Effects of temperature on ERGs of photoreceptor cells in bumblebees stimulated with noise stimulus. (a) Cross-correlation between the signal of the photodiode and the ERG to measure the latency of the ERG during stimulation with Gaussian noise. The minimum of the cross-correlation occurred earlier, when the bumblebee was heated up while it was sitting (orange) compared with when the animal was just sitting (shades of blue). (b) Boxplots show the responses of 22 animals to the noise stimulus, before heating (light blue; median temperature: 26.9°C ± 1.2°C), while heated (orange; 31.9°C ± 2.0°C) and after return to initial temperature (dark blue; 27.0°C ± 1.8°C). The latency was significantly shorter when heated than at the initial temperature (p = 3 × 10⁻⁵, Wilcoxon test with Bonferroni correction), but no differences were seen when comparing the initial temperatures before and after heating experiments (p = 0.0534, Wilcoxon test with Bonferroni correction). Boxplots show median, IQR, whiskers with 1.5 x IQR and outliers greater than 1.5 x IQR.

Figure 5.

Gain and linear coherence between the stimulus and the ERG for experiments in which the bumblebees were heated by an infrared lamp. (a) Averaged gain and coherence showed a clear shift to higher frequencies in heated animals (n = 22; for more details see electronic supplementary material, figures S5 and S6). Dashed lines are fits of second-order low-pass filter functions. In the heated condition, a shift to higher frequencies was observed (grey shaded area indicates right shift of fit). Dips at 150 Hz result from a noise artefact that could not be eliminated. (b) Parameters of second-order low-pass filter fits. The amplitude β of the fit function increased significantly during heating compared with the condition before heating (p = 0.0012, Wilcoxon test with Bonferroni correction), whereas there were no significant differences in the amplitude between the sitting conditions and between the heating condition and the after heating condition (p > 0.02, Wilcoxon test with Bonferroni correction). The time constant τ was significantly smaller during heating compared with both sitting conditions (p < 0.0001, Wilcoxon test with Bonferroni correction), but showed no significant difference between the sitting conditions (p = 0.592, Wilcoxon test with Bonferroni correction).
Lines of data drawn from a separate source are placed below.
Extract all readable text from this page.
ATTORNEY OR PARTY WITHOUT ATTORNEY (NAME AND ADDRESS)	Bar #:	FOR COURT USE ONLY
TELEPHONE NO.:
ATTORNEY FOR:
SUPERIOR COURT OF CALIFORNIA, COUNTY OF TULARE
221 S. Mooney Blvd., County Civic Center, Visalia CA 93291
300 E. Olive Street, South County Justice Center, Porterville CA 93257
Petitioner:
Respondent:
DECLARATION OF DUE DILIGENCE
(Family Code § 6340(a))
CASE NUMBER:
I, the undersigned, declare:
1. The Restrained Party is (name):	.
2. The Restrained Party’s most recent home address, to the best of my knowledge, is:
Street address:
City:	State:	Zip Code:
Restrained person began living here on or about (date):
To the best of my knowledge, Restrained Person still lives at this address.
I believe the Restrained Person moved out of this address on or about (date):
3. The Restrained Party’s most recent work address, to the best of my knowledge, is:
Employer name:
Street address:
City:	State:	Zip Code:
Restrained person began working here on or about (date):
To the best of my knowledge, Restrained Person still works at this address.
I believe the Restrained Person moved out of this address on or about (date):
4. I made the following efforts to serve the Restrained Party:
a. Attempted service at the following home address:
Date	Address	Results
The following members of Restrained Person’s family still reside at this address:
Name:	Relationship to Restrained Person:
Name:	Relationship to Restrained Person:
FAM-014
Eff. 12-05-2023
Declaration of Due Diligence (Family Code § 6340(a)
The damping factor ζ was significantly increased during heating compared with both sitting conditions (p ≤ 0.001, Wilcoxon test with Bonferroni correction), while it did not differ between the sitting conditions (p = 0.287, Wilcoxon test with Bonferroni correction). Boxplots show median, IQR, whiskers with 1.5 x IQR and outliers greater than 1.5 x IQR.

Figure 6.

Comparison of temperature and intensity effects. (a) Latency for walking (violet; 60 data points from 12 animals) and heated (orange; 110 data points from 22 animals) animals plotted against the eye temperature. With increasing temperature, the latency of the ERG decreases. Linear model predictions for the final model (fixed effects of temperature and treatment, individual effects on latency and temperature response) are shown as lines, with bootstrapped 95% confidence intervals represented by shaded areas (for more details, see electronic supplementary material, figures S8 and S9). (b) The latency of ERG responses from 17 animals was measured after adaptation to four different intensities (1.74 × 10¹⁴, 7.27 × 10¹⁴, 1.31 × 10¹⁵ and 2.41 × 10¹⁵ photons cm⁻² s⁻¹). As the light intensity increases, the latency decreases. Boxplots show median, IQR, whiskers with 1.5 x IQR and outliers greater than 1.5 x IQR.